Ruhumuz sürekli dünyayı anlamaya gayret ediyor, izliyor ve uyum sağlamaya çalışıyor. Bu bir yandan gerekli iken bir yandan da olağan gibi görünen mantık dışı davranışları da yapmamızı sağlıyor. Şimdi şöyle düşünün.. Dünyanın her tarafında milyarlarca insan var ve hepsinin yaptığı farklı ritüeller, takıntılar, inançlar var. Kimi toplumlarda takla atarak dans etmek normal, kimi toplumlarda ise garip karşılanabiliyor.
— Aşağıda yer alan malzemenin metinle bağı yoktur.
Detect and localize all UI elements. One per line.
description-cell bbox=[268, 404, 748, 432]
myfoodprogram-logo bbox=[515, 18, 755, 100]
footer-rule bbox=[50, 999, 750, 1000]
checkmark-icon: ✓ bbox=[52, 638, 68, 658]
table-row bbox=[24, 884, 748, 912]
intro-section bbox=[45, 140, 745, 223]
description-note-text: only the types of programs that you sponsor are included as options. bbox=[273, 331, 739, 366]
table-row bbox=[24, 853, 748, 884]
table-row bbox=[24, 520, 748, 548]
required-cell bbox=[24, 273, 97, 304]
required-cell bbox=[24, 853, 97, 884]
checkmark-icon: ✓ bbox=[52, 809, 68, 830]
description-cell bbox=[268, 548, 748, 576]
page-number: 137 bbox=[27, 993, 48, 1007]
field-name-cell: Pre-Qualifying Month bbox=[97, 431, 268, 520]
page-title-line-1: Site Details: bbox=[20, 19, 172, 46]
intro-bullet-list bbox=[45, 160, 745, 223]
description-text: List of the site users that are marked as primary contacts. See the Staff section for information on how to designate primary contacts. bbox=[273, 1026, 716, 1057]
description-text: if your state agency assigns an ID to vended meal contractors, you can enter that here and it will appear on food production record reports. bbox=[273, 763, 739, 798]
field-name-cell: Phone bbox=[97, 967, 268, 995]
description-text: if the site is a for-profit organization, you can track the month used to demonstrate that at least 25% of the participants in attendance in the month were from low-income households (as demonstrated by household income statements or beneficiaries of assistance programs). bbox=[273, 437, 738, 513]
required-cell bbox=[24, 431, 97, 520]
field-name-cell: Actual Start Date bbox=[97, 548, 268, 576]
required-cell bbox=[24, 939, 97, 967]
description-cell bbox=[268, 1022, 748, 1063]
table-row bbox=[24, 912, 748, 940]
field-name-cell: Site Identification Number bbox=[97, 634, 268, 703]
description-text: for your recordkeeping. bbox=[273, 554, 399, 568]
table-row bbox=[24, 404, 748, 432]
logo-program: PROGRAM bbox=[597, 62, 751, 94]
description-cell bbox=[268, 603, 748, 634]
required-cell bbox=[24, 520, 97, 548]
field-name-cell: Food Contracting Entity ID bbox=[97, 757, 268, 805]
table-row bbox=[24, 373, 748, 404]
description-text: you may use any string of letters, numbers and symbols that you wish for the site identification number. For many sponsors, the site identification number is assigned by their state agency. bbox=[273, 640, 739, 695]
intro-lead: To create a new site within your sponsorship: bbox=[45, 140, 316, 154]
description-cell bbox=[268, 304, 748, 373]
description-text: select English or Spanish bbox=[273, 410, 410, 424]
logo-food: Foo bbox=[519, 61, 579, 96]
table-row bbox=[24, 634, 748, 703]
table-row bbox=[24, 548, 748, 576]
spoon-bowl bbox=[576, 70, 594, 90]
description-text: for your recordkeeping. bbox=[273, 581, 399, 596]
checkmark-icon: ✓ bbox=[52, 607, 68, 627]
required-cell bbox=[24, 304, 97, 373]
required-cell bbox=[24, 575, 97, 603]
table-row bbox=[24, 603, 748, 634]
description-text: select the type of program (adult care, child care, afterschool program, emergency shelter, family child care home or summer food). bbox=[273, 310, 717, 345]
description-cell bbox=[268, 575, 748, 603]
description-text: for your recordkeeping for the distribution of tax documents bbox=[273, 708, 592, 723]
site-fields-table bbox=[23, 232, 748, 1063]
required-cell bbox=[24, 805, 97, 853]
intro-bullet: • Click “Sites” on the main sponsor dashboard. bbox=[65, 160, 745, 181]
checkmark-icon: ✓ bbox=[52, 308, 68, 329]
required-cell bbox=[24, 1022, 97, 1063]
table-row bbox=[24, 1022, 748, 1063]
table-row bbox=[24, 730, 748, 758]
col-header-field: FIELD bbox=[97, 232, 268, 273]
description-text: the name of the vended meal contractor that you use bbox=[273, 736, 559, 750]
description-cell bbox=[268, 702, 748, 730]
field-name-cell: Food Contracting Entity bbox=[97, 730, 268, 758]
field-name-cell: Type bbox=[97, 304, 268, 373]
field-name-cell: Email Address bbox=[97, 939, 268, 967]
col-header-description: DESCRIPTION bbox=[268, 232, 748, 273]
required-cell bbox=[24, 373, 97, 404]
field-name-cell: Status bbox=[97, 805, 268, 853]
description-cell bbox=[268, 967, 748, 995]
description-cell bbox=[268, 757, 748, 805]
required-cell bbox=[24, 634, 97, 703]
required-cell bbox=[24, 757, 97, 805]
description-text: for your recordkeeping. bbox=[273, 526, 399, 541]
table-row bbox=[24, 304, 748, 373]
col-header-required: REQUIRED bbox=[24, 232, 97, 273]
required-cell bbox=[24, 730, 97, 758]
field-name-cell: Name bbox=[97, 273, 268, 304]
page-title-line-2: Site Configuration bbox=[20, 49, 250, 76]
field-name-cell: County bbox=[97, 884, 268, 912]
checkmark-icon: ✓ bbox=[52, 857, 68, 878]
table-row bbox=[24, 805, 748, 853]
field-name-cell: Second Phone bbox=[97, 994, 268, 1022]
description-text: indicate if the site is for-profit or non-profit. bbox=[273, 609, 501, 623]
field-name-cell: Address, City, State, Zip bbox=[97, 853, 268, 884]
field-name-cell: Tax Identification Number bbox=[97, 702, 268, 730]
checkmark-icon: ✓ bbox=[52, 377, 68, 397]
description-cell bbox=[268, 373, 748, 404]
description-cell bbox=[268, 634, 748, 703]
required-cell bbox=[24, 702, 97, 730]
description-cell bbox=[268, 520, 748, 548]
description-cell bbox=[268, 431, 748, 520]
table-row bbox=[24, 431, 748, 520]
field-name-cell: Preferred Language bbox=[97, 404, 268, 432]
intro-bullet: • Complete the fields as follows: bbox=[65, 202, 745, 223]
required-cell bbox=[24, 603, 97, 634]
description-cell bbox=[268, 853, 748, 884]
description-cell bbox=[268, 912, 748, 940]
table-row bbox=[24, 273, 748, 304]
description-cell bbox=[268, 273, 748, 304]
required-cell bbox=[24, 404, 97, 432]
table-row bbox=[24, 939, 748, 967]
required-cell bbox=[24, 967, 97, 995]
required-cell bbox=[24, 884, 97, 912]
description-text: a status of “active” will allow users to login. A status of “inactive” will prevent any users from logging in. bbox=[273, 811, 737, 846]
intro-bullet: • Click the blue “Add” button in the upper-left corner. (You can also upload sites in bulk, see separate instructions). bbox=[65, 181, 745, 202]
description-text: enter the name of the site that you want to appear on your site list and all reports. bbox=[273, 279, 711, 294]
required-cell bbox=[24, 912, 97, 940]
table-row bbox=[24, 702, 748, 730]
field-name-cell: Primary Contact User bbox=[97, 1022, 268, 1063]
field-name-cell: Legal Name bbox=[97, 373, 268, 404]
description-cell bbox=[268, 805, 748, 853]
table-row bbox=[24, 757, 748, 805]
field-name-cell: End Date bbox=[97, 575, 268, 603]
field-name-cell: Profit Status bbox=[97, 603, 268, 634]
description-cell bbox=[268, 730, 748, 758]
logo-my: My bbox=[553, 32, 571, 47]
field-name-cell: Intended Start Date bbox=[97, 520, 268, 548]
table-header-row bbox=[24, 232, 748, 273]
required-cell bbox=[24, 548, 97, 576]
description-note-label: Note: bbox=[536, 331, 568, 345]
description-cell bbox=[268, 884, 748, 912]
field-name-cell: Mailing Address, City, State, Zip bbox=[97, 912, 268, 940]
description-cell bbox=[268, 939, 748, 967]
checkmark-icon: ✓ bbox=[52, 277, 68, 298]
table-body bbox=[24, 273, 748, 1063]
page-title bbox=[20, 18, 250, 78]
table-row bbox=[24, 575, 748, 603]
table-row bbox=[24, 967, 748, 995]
Sosyal beklentiler de insanları anormal gibi görünen davranışlara itebiliyor çünkü bu davranışlar o sosyal ortamda anlam kazanmaktadır. Buradan da toplumun kabul ettiği her davranışın normal olabileceği görüşü ortaya çıkmaktadır. Ancak şöyle bir sorun da karşımıza çıkıyor. Bir toplumda normal kabul edilen davranış bir toplumda anormal olarak karşılanabiliyor. Bir yöreye ait davranışlar normal iken diğer yörede hoş karşılanmıyor. Hatta aile içinde bile kadın için normal olan erkek için anormal veya tam tersi durumlar da söz konusu olabiliyor.
Neye Göre Normal veya Anormal
Freud normalliği “sevebilmek ve üretebilmek” olarak tanımlar. Yani seven ve üreten insan sağlıklı ve normal insan olmaktadır. Dolayısıyla sevebilen ve üretebilen toplumlar normaldir. Ruhsal sağlığımız açısından bakıldığında ise toplumun çoğunluğu tarafından kabul edilen davranışlar normaldir denilemez. Çünkü o toplumun değerleri, ahlaki normları ne kadar sağlıklıdır, bu da sorgulanmalıdır. Anormallik ise daha kolay açıklanabilir görünmekle birlikte tam tersi bir durum söz konusudur. Sokaktaki insan hepimizin karşılaştığı üzere birbirine çok kolay “anormal biri” yakıştırmasını kullanabilmektedir. Fakat anormal olanı belirlemek o kadar da kolay değildir. Anormal olan davranışlar nerede olursa olsun ne zaman olursa olsun tutarsız, anlamsız, ilişkileri bozan, çalışmayı engelleyen, aşırı davranışlardır. Yaşamımızın her anı kendimizi ve diğer insanları anlamakla geçiyor. Onları anlayamadığımızda “anormal” olabiliyorlar. Biz de bazen bizden beklenmeyen davranışlarda bulunabiliriz. Sonra da kendikendimize normal davranmadığımızı söyler dururuz.
Unutulmamalıdır ki her kişi nasıl biricik ve tek ise, onun “normal” veya “anormal” görünen davranışları da biriciktir ve özel olarak ele alınmalıdır. İnsanı bu davranışlara götüren sebepler ayrı ayrı ele alınmalıdır. Her insanda bazen garip, aşırı ve uygunsuz davranışlar görülebilir. Her zaman normal davranan insan olmadığı gibi her zaman normal veya anormal olan insan da yoktur.